No I domingo da Páscoa, a festa baseava-se nas notícias trazidas pelas mulheres que foram ao túmulo e nos apóstolos que foram verificar o fenómeno do túmulo vazio, tendo o discípulo amado visto e acreditado. Ouvimos o anúncio da Ressurreição do Senhor e com toda a Igreja deixamo-nos invadir pela alegria.

No II domingo, a festa baseia-se na realidade vivenciada pelo coletivo apostólico e na confissão de Tomé a quem Jesus condescendeu em mostrar as chagas pelas quais fomos curados.

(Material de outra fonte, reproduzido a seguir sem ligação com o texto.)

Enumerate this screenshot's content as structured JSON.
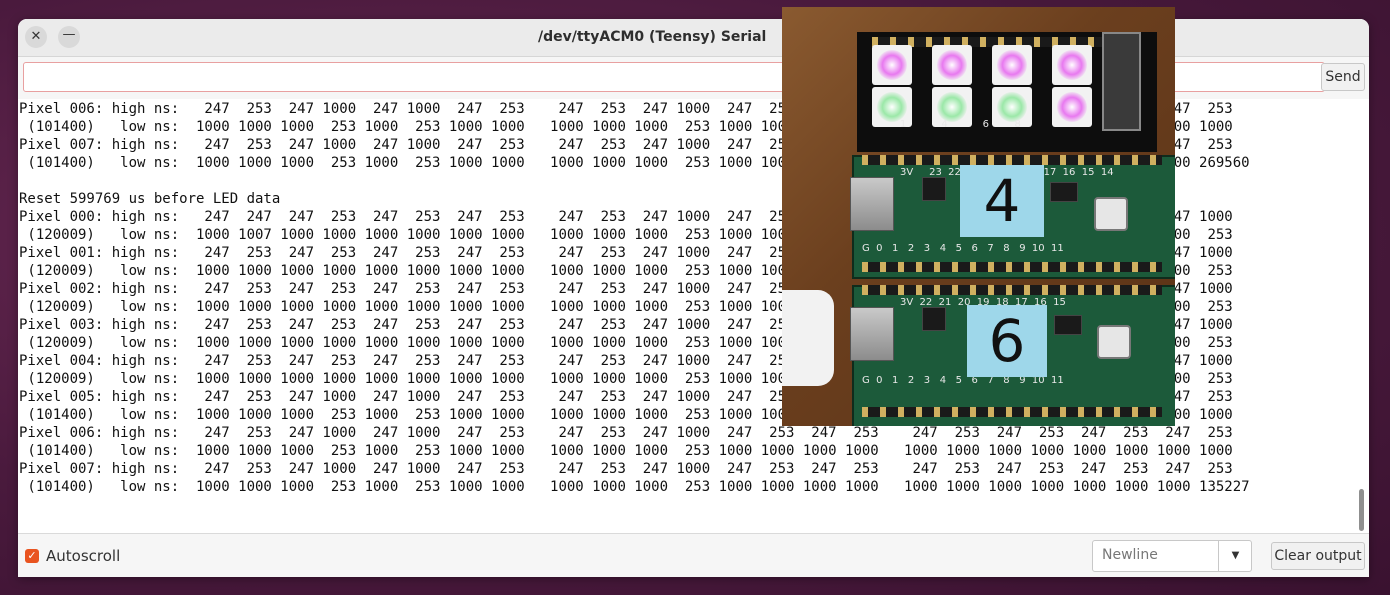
{
  "window": {
    "title": "/dev/ttyACM0 (Teensy) Serial"
  },
  "titlebar": {
    "close_icon_glyph": "✕",
    "minimize_icon_glyph": "—"
  },
  "send_bar": {
    "input_value": "",
    "send_label": "Send"
  },
  "output_lines": [
    "Pixel 006: high ns:   247  253  247 1000  247 1000  247  253    247  253  247 1000  247  253  247  253    247  253  247  253  247  253  247  253",
    " (101400)   low ns:  1000 1000 1000  253 1000  253 1000 1000   1000 1000 1000  253 1000 1000 1000 1000   1000 1000 1000 1000 1000 1000 1000 1000",
    "Pixel 007: high ns:   247  253  247 1000  247 1000  247  253    247  253  247 1000  247  253  247  253    247  253  247  253  247  253  247  253",
    " (101400)   low ns:  1000 1000 1000  253 1000  253 1000 1000   1000 1000 1000  253 1000 1000 1000 1000   1000 1000 1000 1000 1000 1000 1000 269560",
    "",
    "Reset 599769 us before LED data",
    "Pixel 000: high ns:   247  247  247  253  247  253  247  253    247  253  247 1000  247  253  247  253    247  253  247  253  247  253  247 1000",
    " (120009)   low ns:  1000 1007 1000 1000 1000 1000 1000 1000   1000 1000 1000  253 1000 1000 1000 1000   1000 1000 1000 1000 1000 1000 1000  253",
    "Pixel 001: high ns:   247  253  247  253  247  253  247  253    247  253  247 1000  247  253  247  253    247  253  247  253  247  253  247 1000",
    " (120009)   low ns:  1000 1000 1000 1000 1000 1000 1000 1000   1000 1000 1000  253 1000 1000 1000 1000   1000 1000 1000 1000 1000 1000 1000  253",
    "Pixel 002: high ns:   247  253  247  253  247  253  247  253    247  253  247 1000  247  253  247  253    247  253  247  253  247  253  247 1000",
    " (120009)   low ns:  1000 1000 1000 1000 1000 1000 1000 1000   1000 1000 1000  253 1000 1000 1000 1000   1000 1000 1000 1000 1000 1000 1000  253",
    "Pixel 003: high ns:   247  253  247  253  247  253  247  253    247  253  247 1000  247  253  247  253    247  253  247  253  247  253  247 1000",
    " (120009)   low ns:  1000 1000 1000 1000 1000 1000 1000 1000   1000 1000 1000  253 1000 1000 1000 1000   1000 1000 1000 1000 1000 1000 1000  253",
    "Pixel 004: high ns:   247  253  247  253  247  253  247  253    247  253  247 1000  247  253  247  253    247  253  247  253  247  253  247 1000",
    " (120009)   low ns:  1000 1000 1000 1000 1000 1000 1000 1000   1000 1000 1000  253 1000 1000 1000 1000   1000 1000 1000 1000 1000 1000 1000  253",
    "Pixel 005: high ns:   247  253  247 1000  247 1000  247  253    247  253  247 1000  247  253  247  253    247  253  247  253  247  253  247  253",
    " (101400)   low ns:  1000 1000 1000  253 1000  253 1000 1000   1000 1000 1000  253 1000 1000 1000 1000   1000 1000 1000 1000 1000 1000 1000 1000",
    "Pixel 006: high ns:   247  253  247 1000  247 1000  247  253    247  253  247 1000  247  253  247  253    247  253  247  253  247  253  247  253",
    " (101400)   low ns:  1000 1000 1000  253 1000  253 1000 1000   1000 1000 1000  253 1000 1000 1000 1000   1000 1000 1000 1000 1000 1000 1000 1000",
    "Pixel 007: high ns:   247  253  247 1000  247 1000  247  253    247  253  247 1000  247  253  247  253    247  253  247  253  247  253  247  253",
    " (101400)   low ns:  1000 1000 1000  253 1000  253 1000 1000   1000 1000 1000  253 1000 1000 1000 1000   1000 1000 1000 1000 1000 1000 1000 135227"
  ],
  "footer": {
    "autoscroll_label": "Autoscroll",
    "autoscroll_checked": true,
    "checkbox_glyph": "✓",
    "line_ending_value": "Newline",
    "dropdown_glyph": "▼",
    "clear_label": "Clear output"
  },
  "photo": {
    "label_top": "4",
    "label_bottom": "6",
    "silk_top": "3V     23  22  21  20  19  18  17  16  15  14",
    "silk_mid": "G  0   1   2   3   4   5   6   7   8   9  10  11",
    "silk_mid2": "3V  22  21  20  19  18  17  16  15",
    "silk_bot": "G  0   1   2   3   4   5   6   7   8   9  10  11",
    "silk_led": "1           4           6        8"
  },
  "colors": {
    "accent": "#e95420",
    "titlebar_bg": "#ebebeb",
    "desktop_bg": "#4a1a3d",
    "led_pink": "#e879f0",
    "led_green": "#9be8a8"
  }
}
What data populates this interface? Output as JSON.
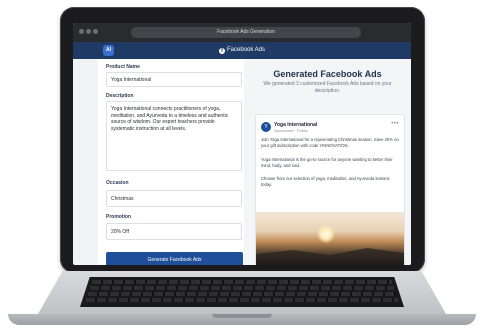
{
  "browser": {
    "tab_title": "Facebook Ads Generation"
  },
  "app": {
    "logo_text": "AI",
    "header_title": "Facebook Ads",
    "fb_glyph": "f"
  },
  "form": {
    "product_name_label": "Product Name",
    "product_name_value": "Yoga International",
    "description_label": "Description",
    "description_value": "Yoga International connects practitioners of yoga, meditation, and Ayurveda to a timeless and authentic source of wisdom. Our expert teachers provide systematic instruction at all levels.",
    "occasion_label": "Occasion",
    "occasion_value": "Christmas",
    "promotion_label": "Promotion",
    "promotion_value": "20% Off",
    "generate_button": "Generate Facebook Ads"
  },
  "results": {
    "title": "Generated Facebook Ads",
    "subtitle": "We generated 3 customized Facebook Ads based on your description.",
    "ad": {
      "avatar_text": "Y",
      "page_name": "Yoga International",
      "meta": "Sponsored · Public",
      "more": "•••",
      "paragraph_1": "Join Yoga International for a rejuvenating Christmas season. Save 20% on your gift subscription with code YINNOVATION.",
      "paragraph_2": "Yoga International is the go-to source for anyone wanting to better their mind, body, and soul.",
      "paragraph_3": "Choose from our selection of yoga, meditation, and Ayurveda lessons today."
    }
  }
}
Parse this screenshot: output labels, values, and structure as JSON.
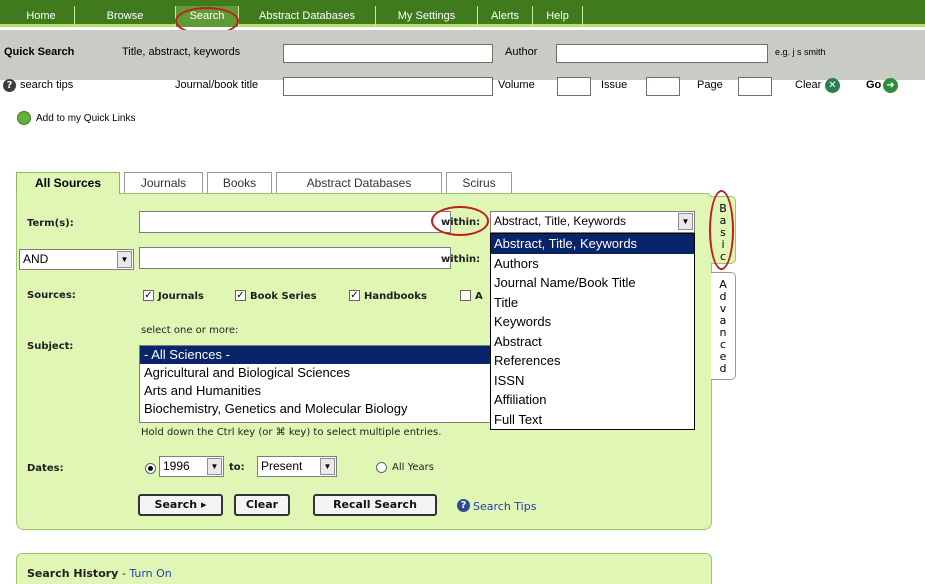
{
  "nav": {
    "items": [
      "Home",
      "Browse",
      "Search",
      "Abstract Databases",
      "My Settings",
      "Alerts",
      "Help"
    ]
  },
  "quick_search": {
    "title": "Quick Search",
    "tfa_label": "Title, abstract, keywords",
    "author_label": "Author",
    "author_hint": "e.g. j s smith",
    "search_tips": "search tips",
    "journal_label": "Journal/book title",
    "volume_label": "Volume",
    "issue_label": "Issue",
    "page_label": "Page",
    "clear_label": "Clear",
    "go_label": "Go"
  },
  "quick_links": "Add to my Quick Links",
  "tabs": [
    "All Sources",
    "Journals",
    "Books",
    "Abstract Databases",
    "Scirus"
  ],
  "form": {
    "terms_label": "Term(s):",
    "within_label": "within:",
    "within_value": "Abstract, Title, Keywords",
    "operator_value": "AND",
    "sources_label": "Sources:",
    "sources": [
      "Journals",
      "Book Series",
      "Handbooks"
    ],
    "sources_extra": "A",
    "select_hint": "select one or more:",
    "subject_label": "Subject:",
    "subjects": [
      "- All Sciences -",
      "Agricultural and Biological Sciences",
      "Arts and Humanities",
      "Biochemistry, Genetics and Molecular Biology"
    ],
    "ctrl_hint": "Hold down the Ctrl key (or ⌘ key) to select multiple entries.",
    "dates_label": "Dates:",
    "from_year": "1996",
    "to_label": "to:",
    "to_value": "Present",
    "all_years": "All Years",
    "search_btn": "Search ▸",
    "clear_btn": "Clear",
    "recall_btn": "Recall Search",
    "search_tips": "Search Tips"
  },
  "within_options": [
    "Abstract, Title, Keywords",
    "Authors",
    "Journal Name/Book Title",
    "Title",
    "Keywords",
    "Abstract",
    "References",
    "ISSN",
    "Affiliation",
    "Full Text"
  ],
  "side_tabs": {
    "basic": [
      "B",
      "a",
      "s",
      "i",
      "c"
    ],
    "advanced": [
      "A",
      "d",
      "v",
      "a",
      "n",
      "c",
      "e",
      "d"
    ]
  },
  "history": {
    "title": "Search History",
    "sep": " - ",
    "toggle": "Turn On"
  },
  "colors": {
    "nav_green": "#3f7a1c",
    "panel_green": "#e0f6b5",
    "highlight_red": "#c21c1c",
    "link_blue": "#1f3fb5"
  }
}
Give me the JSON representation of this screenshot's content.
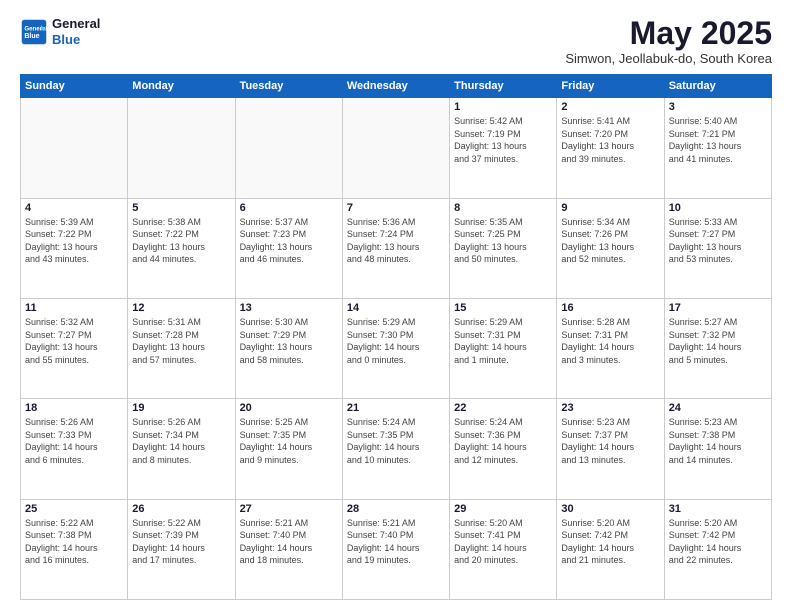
{
  "header": {
    "logo_line1": "General",
    "logo_line2": "Blue",
    "month": "May 2025",
    "location": "Simwon, Jeollabuk-do, South Korea"
  },
  "weekdays": [
    "Sunday",
    "Monday",
    "Tuesday",
    "Wednesday",
    "Thursday",
    "Friday",
    "Saturday"
  ],
  "weeks": [
    [
      {
        "day": "",
        "info": ""
      },
      {
        "day": "",
        "info": ""
      },
      {
        "day": "",
        "info": ""
      },
      {
        "day": "",
        "info": ""
      },
      {
        "day": "1",
        "info": "Sunrise: 5:42 AM\nSunset: 7:19 PM\nDaylight: 13 hours\nand 37 minutes."
      },
      {
        "day": "2",
        "info": "Sunrise: 5:41 AM\nSunset: 7:20 PM\nDaylight: 13 hours\nand 39 minutes."
      },
      {
        "day": "3",
        "info": "Sunrise: 5:40 AM\nSunset: 7:21 PM\nDaylight: 13 hours\nand 41 minutes."
      }
    ],
    [
      {
        "day": "4",
        "info": "Sunrise: 5:39 AM\nSunset: 7:22 PM\nDaylight: 13 hours\nand 43 minutes."
      },
      {
        "day": "5",
        "info": "Sunrise: 5:38 AM\nSunset: 7:22 PM\nDaylight: 13 hours\nand 44 minutes."
      },
      {
        "day": "6",
        "info": "Sunrise: 5:37 AM\nSunset: 7:23 PM\nDaylight: 13 hours\nand 46 minutes."
      },
      {
        "day": "7",
        "info": "Sunrise: 5:36 AM\nSunset: 7:24 PM\nDaylight: 13 hours\nand 48 minutes."
      },
      {
        "day": "8",
        "info": "Sunrise: 5:35 AM\nSunset: 7:25 PM\nDaylight: 13 hours\nand 50 minutes."
      },
      {
        "day": "9",
        "info": "Sunrise: 5:34 AM\nSunset: 7:26 PM\nDaylight: 13 hours\nand 52 minutes."
      },
      {
        "day": "10",
        "info": "Sunrise: 5:33 AM\nSunset: 7:27 PM\nDaylight: 13 hours\nand 53 minutes."
      }
    ],
    [
      {
        "day": "11",
        "info": "Sunrise: 5:32 AM\nSunset: 7:27 PM\nDaylight: 13 hours\nand 55 minutes."
      },
      {
        "day": "12",
        "info": "Sunrise: 5:31 AM\nSunset: 7:28 PM\nDaylight: 13 hours\nand 57 minutes."
      },
      {
        "day": "13",
        "info": "Sunrise: 5:30 AM\nSunset: 7:29 PM\nDaylight: 13 hours\nand 58 minutes."
      },
      {
        "day": "14",
        "info": "Sunrise: 5:29 AM\nSunset: 7:30 PM\nDaylight: 14 hours\nand 0 minutes."
      },
      {
        "day": "15",
        "info": "Sunrise: 5:29 AM\nSunset: 7:31 PM\nDaylight: 14 hours\nand 1 minute."
      },
      {
        "day": "16",
        "info": "Sunrise: 5:28 AM\nSunset: 7:31 PM\nDaylight: 14 hours\nand 3 minutes."
      },
      {
        "day": "17",
        "info": "Sunrise: 5:27 AM\nSunset: 7:32 PM\nDaylight: 14 hours\nand 5 minutes."
      }
    ],
    [
      {
        "day": "18",
        "info": "Sunrise: 5:26 AM\nSunset: 7:33 PM\nDaylight: 14 hours\nand 6 minutes."
      },
      {
        "day": "19",
        "info": "Sunrise: 5:26 AM\nSunset: 7:34 PM\nDaylight: 14 hours\nand 8 minutes."
      },
      {
        "day": "20",
        "info": "Sunrise: 5:25 AM\nSunset: 7:35 PM\nDaylight: 14 hours\nand 9 minutes."
      },
      {
        "day": "21",
        "info": "Sunrise: 5:24 AM\nSunset: 7:35 PM\nDaylight: 14 hours\nand 10 minutes."
      },
      {
        "day": "22",
        "info": "Sunrise: 5:24 AM\nSunset: 7:36 PM\nDaylight: 14 hours\nand 12 minutes."
      },
      {
        "day": "23",
        "info": "Sunrise: 5:23 AM\nSunset: 7:37 PM\nDaylight: 14 hours\nand 13 minutes."
      },
      {
        "day": "24",
        "info": "Sunrise: 5:23 AM\nSunset: 7:38 PM\nDaylight: 14 hours\nand 14 minutes."
      }
    ],
    [
      {
        "day": "25",
        "info": "Sunrise: 5:22 AM\nSunset: 7:38 PM\nDaylight: 14 hours\nand 16 minutes."
      },
      {
        "day": "26",
        "info": "Sunrise: 5:22 AM\nSunset: 7:39 PM\nDaylight: 14 hours\nand 17 minutes."
      },
      {
        "day": "27",
        "info": "Sunrise: 5:21 AM\nSunset: 7:40 PM\nDaylight: 14 hours\nand 18 minutes."
      },
      {
        "day": "28",
        "info": "Sunrise: 5:21 AM\nSunset: 7:40 PM\nDaylight: 14 hours\nand 19 minutes."
      },
      {
        "day": "29",
        "info": "Sunrise: 5:20 AM\nSunset: 7:41 PM\nDaylight: 14 hours\nand 20 minutes."
      },
      {
        "day": "30",
        "info": "Sunrise: 5:20 AM\nSunset: 7:42 PM\nDaylight: 14 hours\nand 21 minutes."
      },
      {
        "day": "31",
        "info": "Sunrise: 5:20 AM\nSunset: 7:42 PM\nDaylight: 14 hours\nand 22 minutes."
      }
    ]
  ]
}
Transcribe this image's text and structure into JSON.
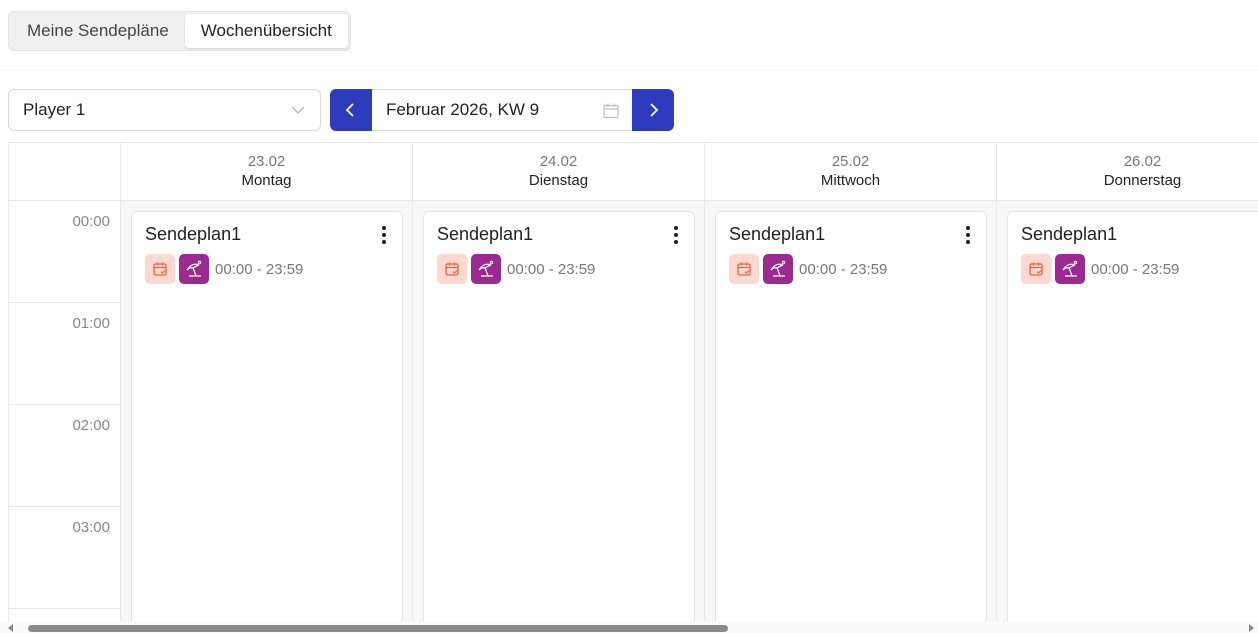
{
  "tabs": [
    {
      "label": "Meine Sendepläne",
      "active": false
    },
    {
      "label": "Wochenübersicht",
      "active": true
    }
  ],
  "player_select": {
    "value": "Player 1"
  },
  "week_nav": {
    "label": "Februar 2026, KW 9"
  },
  "time_slots": [
    "00:00",
    "01:00",
    "02:00",
    "03:00"
  ],
  "days": [
    {
      "date": "23.02",
      "name": "Montag"
    },
    {
      "date": "24.02",
      "name": "Dienstag"
    },
    {
      "date": "25.02",
      "name": "Mittwoch"
    },
    {
      "date": "26.02",
      "name": "Donnerstag"
    }
  ],
  "schedules": [
    {
      "title": "Sendeplan1",
      "time": "00:00 - 23:59"
    },
    {
      "title": "Sendeplan1",
      "time": "00:00 - 23:59"
    },
    {
      "title": "Sendeplan1",
      "time": "00:00 - 23:59"
    },
    {
      "title": "Sendeplan1",
      "time": "00:00 - 23:59"
    }
  ],
  "icons": {
    "select_chevron": "chevron-down-icon",
    "prev": "chevron-left-icon",
    "next": "chevron-right-icon",
    "calendar": "calendar-icon",
    "schedule_badge": "calendar-check-icon",
    "holiday_badge": "beach-umbrella-icon",
    "card_menu": "more-vertical-icon"
  },
  "colors": {
    "accent": "#2f3bbd",
    "calendar_badge_bg": "#fbd9d0",
    "calendar_badge_fg": "#e8643f",
    "holiday_badge_bg": "#9b2a8f"
  }
}
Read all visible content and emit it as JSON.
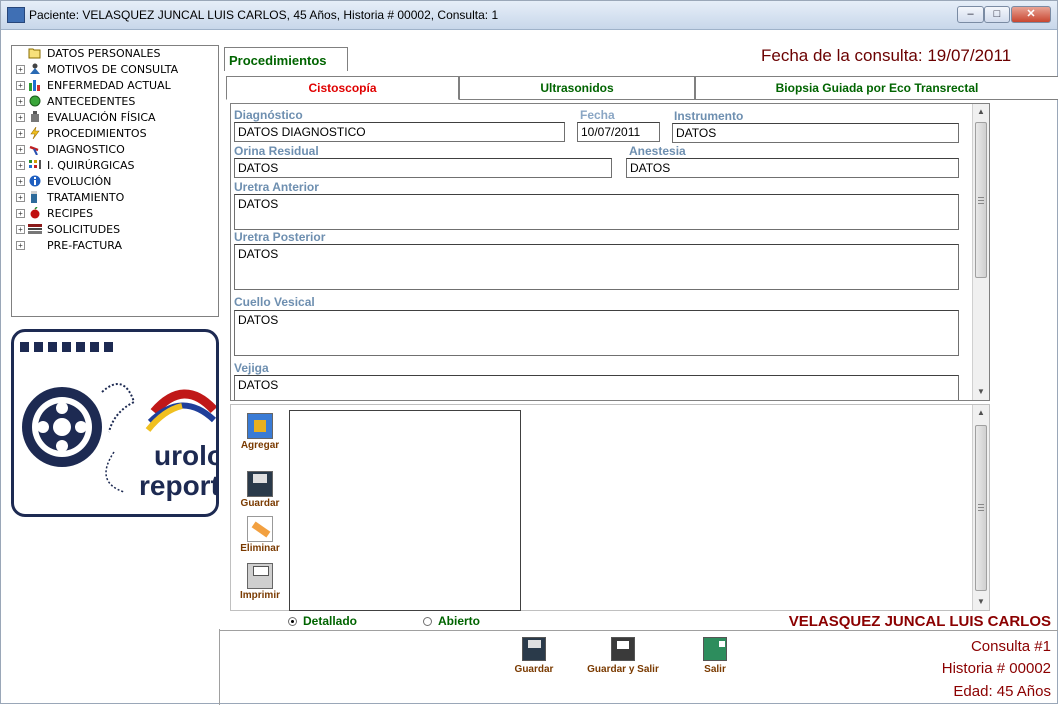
{
  "window": {
    "title": "Paciente: VELASQUEZ JUNCAL LUIS CARLOS, 45 Años, Historia # 00002, Consulta: 1"
  },
  "tree": {
    "items": [
      {
        "label": "DATOS PERSONALES",
        "icon": "folder-open-icon"
      },
      {
        "label": "MOTIVOS DE CONSULTA",
        "icon": "people-icon"
      },
      {
        "label": "ENFERMEDAD ACTUAL",
        "icon": "bar-chart-icon"
      },
      {
        "label": "ANTECEDENTES",
        "icon": "globe-icon"
      },
      {
        "label": "EVALUACIÓN FÍSICA",
        "icon": "scale-icon"
      },
      {
        "label": "PROCEDIMIENTOS",
        "icon": "lightning-icon"
      },
      {
        "label": "DIAGNOSTICO",
        "icon": "microscope-icon"
      },
      {
        "label": "I. QUIRÚRGICAS",
        "icon": "dots-grid-icon"
      },
      {
        "label": "EVOLUCIÓN",
        "icon": "info-globe-icon"
      },
      {
        "label": "TRATAMIENTO",
        "icon": "pill-bottle-icon"
      },
      {
        "label": "RECIPES",
        "icon": "apple-icon"
      },
      {
        "label": "SOLICITUDES",
        "icon": "form-icon"
      },
      {
        "label": "PRE-FACTURA",
        "icon": "none"
      }
    ]
  },
  "logo": {
    "line1": "urolo",
    "line2": "report"
  },
  "main": {
    "tab_label": "Procedimientos",
    "fecha_consulta": "Fecha de la consulta:  19/07/2011",
    "subtabs": [
      "Cistoscopía",
      "Ultrasonidos",
      "Biopsia Guiada por Eco Transrectal"
    ],
    "active_subtab": "Cistoscopía"
  },
  "form": {
    "diagnostico": {
      "label": "Diagnóstico",
      "value": "DATOS DIAGNOSTICO"
    },
    "fecha": {
      "label": "Fecha",
      "value": "10/07/2011"
    },
    "instrumento": {
      "label": "Instrumento",
      "value": "DATOS"
    },
    "orina_residual": {
      "label": "Orina Residual",
      "value": "DATOS"
    },
    "anestesia": {
      "label": "Anestesia",
      "value": "DATOS"
    },
    "uretra_anterior": {
      "label": "Uretra Anterior",
      "value": "DATOS"
    },
    "uretra_posterior": {
      "label": "Uretra Posterior",
      "value": "DATOS"
    },
    "cuello_vesical": {
      "label": "Cuello Vesical",
      "value": "DATOS"
    },
    "vejiga": {
      "label": "Vejiga",
      "value": "DATOS"
    }
  },
  "side_actions": {
    "agregar": "Agregar",
    "guardar": "Guardar",
    "eliminar": "Eliminar",
    "imprimir": "Imprimir"
  },
  "report_mode": {
    "detallado": "Detallado",
    "abierto": "Abierto",
    "selected": "Detallado"
  },
  "footer": {
    "patient_name": "VELASQUEZ JUNCAL LUIS CARLOS",
    "consulta": "Consulta #1",
    "historia": "Historia # 00002",
    "edad": "Edad: 45 Años",
    "guardar": "Guardar",
    "guardar_salir": "Guardar y Salir",
    "salir": "Salir"
  },
  "colors": {
    "accent_green": "#006400",
    "accent_red": "#e00000",
    "info_maroon": "#8b0000",
    "label_blue": "#6e8fb0"
  }
}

Depois, temos a visão apocalíptica (Ap 1,9-19), em que João reconhece o Ressuscitado no Filho de homem vestido com longa túnica cingida de cinta de ouro. Ouve o Senhor dizer-lhe “Eu sou Aquele que vive. Aquele que possui a vida que domina a morte e liberta quem quer”. É o Rei, o Sacerdote, Aquele em quem e por quem somos ensinados. Por isso, a Igreja proclama com toda a certeza a ressurreição de Cristo, mostrando com a perícopa dos Atos dos Apóstolos (At 5,12-16) que, no cumprimento do que diz o Evangelho de Marcos, “o Senhor cooperava com eles [os apóstolos], confirmando a Palavra com os sinais que a acompanhavam”, se juntavam em massa “homens e mulheres, acreditando no Senhor, a ponto de trazerem os doentes para as ruas e os colocarem em enxergas e catres, a fim de que, à passagem de Pedro, ao menos a sua sombra cobrisse alguns deles; e a multidão vinha também das cidades próximas de Jerusalém, transportando enfermos e atormentados por espíritos malignos, e todos eram curados”.
Porém, o Evangelho de João, ao mostrar-nos Tomé quer dizer-nos que nós somos como ele: temos muita dificuldade em acreditar sem ver, sem experimentar. Como Ele, queremos ter sinais de que o Senhor está vivo. Dificilmente nos basta a fé que vem pelo ouvido. Ora, é bom que recordemos a frase sentenciosa do Senhor: “Felizes aqueles que creem mesmo sem terem visto”.
O Evangelho diz-nos que, oito dias depois da primeira aparição de Jesus aos discípulos no dia da Sua Ressurreição, estando Tomé com eles, Jesus reaparece, saúda-os e aproxima-Se de Tomé como se viesse propositadamente para o convencer, lembrando-lhe as suas exigências, a sua necessidade de experimentar, propondo-lhe que o faça. Tomé reconhece-O imediatamente e prostra-se diante d’Ele, dizendo: “Meu Senhor e meu Deus” – um belo ato de adoração.
O incrédulo sincero não precisou de tocar o corpo de Cristo, bastou-lhe que Ele Se apresentasse e lhe propusesse fazê-lo para ficar convencido da realidade. O que convenceu Tomé não foi a experiência de meter as mãos nas chagas do Senhor, mas o modo modesto, humilde e cheio de dignidade como Jesus Se apresentou, uma presença muito particular do Senhor em que se estabeleceu a mútua comunicação pessoal, o encontro que deixa marcas no coração.
E o encontro com o Senhor capacita o apóstolo para, animado pelo Espírito Santo, rezar e ir ao encontro dos homens a pregar e a oferecer o perdão como o grande fruto da Páscoa!